I took a sample from my home network to see if ECN was relevant at all to my computing life. The summary is that ECN is irrelevant in my data set.

My network runs a lot of Linux with ECN enabled, so if anything ECN will be over-represented on my network compared to the Internet at large. The sample covered
  • 8.5 days
  • 1,227,473 IP packets
  • 40,914 TCP flows
Of those 41K flows, almost 8 percent (3268) negotiated ECN on between peers. As I already mentioned, I suspect this pretty meager number is higher that the Internet at large.

8% - that's great and might make a real contribution. But without router support, those eligible flows won't actually use ECN in any meaningful sense. There are two signs of ECN actually taking root with an intermediate router:
  • The TCP ECN ECHO flag bit is set on an incoming packet.. this tells the receiver that an earlier packet it sent was marked by a router on its way to the destination. The peer is setting this flag in order to tell the original sender to slow down so that doesn't keep happening.
  • The IP header ECN codepoint is set to 3 on an incoming packet. This indicates to the receiver that the packet hit some congestion on the way and a router set this bit to mark that fact.
There were no ECN ECHO flags in the entire trace, except those set on SYN packets where it is used in order to negotiate endpoint knowledge of ECN. When appearing on a SYN it is not a sign of router support.

There were 87 packets (over 8 different TCP flows) with the ECN codepoint of 3 - normally indicating congestion marks added by a router. However, that is a bogus conclusion in this case and it does not appear that in 1.2 million packets I have a single one that was marked as congestion-influenced.

I can say conclusively that the 87 codepoint 3 packets are false positives because none of the 8 flows containing those packets were included in the 8% of flows that had successfully negotiated the use of ECN. The peer must have been using the codepoint to indicate something different entirely. Each flow was with a different host, though they were all SMTP MTA based in Europe (7 of them in Germany).

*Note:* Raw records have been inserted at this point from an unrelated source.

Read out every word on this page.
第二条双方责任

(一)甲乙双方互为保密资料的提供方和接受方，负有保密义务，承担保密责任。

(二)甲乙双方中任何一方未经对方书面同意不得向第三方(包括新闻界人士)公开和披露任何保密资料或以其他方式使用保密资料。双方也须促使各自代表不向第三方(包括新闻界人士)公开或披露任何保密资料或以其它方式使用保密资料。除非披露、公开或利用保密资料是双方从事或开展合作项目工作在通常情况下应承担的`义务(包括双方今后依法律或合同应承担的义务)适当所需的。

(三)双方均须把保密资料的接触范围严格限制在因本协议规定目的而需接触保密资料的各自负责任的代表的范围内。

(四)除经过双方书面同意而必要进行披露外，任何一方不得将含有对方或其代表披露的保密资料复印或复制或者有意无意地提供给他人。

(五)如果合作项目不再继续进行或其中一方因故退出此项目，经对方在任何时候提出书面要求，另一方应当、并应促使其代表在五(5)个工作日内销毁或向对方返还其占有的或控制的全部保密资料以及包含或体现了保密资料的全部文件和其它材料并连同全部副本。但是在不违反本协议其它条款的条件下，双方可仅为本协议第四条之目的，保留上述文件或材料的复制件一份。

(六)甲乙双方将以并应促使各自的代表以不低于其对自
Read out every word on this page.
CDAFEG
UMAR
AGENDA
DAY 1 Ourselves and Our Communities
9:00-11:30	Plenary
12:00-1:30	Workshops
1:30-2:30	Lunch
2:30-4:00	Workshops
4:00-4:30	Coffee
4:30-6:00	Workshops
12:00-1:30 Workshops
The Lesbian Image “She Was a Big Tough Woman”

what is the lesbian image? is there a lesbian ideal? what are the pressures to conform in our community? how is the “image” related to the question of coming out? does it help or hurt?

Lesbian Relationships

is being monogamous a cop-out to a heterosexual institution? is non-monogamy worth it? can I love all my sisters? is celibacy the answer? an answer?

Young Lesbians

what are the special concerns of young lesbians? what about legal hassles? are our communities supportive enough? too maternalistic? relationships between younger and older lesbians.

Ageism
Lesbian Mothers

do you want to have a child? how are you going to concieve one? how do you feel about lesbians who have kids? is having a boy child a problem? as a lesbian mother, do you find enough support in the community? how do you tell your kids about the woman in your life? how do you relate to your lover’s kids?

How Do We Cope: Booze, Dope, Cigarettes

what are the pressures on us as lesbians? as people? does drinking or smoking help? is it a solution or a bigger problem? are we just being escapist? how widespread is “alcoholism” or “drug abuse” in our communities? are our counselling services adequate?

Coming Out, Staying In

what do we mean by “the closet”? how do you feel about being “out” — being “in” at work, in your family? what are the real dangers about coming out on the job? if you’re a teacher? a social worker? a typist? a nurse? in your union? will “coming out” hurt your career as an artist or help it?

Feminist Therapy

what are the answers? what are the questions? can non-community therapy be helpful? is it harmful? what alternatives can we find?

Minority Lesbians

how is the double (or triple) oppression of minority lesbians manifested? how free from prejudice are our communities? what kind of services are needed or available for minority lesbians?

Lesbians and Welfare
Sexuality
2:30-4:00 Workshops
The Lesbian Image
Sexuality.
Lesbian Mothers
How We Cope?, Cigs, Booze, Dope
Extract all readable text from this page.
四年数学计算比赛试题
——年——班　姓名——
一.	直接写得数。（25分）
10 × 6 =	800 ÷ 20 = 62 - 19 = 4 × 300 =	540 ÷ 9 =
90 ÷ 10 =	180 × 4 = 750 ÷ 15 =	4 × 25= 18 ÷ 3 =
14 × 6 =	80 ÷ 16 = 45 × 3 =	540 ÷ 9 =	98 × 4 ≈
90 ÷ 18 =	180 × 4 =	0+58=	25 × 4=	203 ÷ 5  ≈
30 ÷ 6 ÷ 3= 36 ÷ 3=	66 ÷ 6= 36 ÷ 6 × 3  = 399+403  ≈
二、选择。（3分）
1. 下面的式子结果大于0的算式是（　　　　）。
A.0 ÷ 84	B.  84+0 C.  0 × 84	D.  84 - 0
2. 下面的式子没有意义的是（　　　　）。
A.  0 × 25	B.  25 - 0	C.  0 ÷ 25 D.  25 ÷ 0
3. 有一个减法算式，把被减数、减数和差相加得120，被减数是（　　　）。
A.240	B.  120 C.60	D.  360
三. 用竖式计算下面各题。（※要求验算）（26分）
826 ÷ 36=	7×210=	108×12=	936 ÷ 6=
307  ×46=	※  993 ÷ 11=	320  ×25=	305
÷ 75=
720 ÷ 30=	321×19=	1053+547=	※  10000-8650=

Sally Floyd says on her webpage:
"David Moore from CAIDA reports that in measurements at one link, 0.1% of the packets had the CE codepoint set. Either this codepoint was being used for some other purpose, or there is some deployment of ECN capability in routers as well as in TCP stacks."
My data at least hints that the hope that there is some deployment of ECN capability in routers is over-optimistic.

The final wrapup - my traces are characterized by meager (< 10%) client support no indication of router support at all.

I was inspired to take a look at this by the work of Bob Briscoe, who is championing a IETF BoF on Re-ECN, which is an attempt to make lemonade from lemons and re-invigorate the basic underlying technology.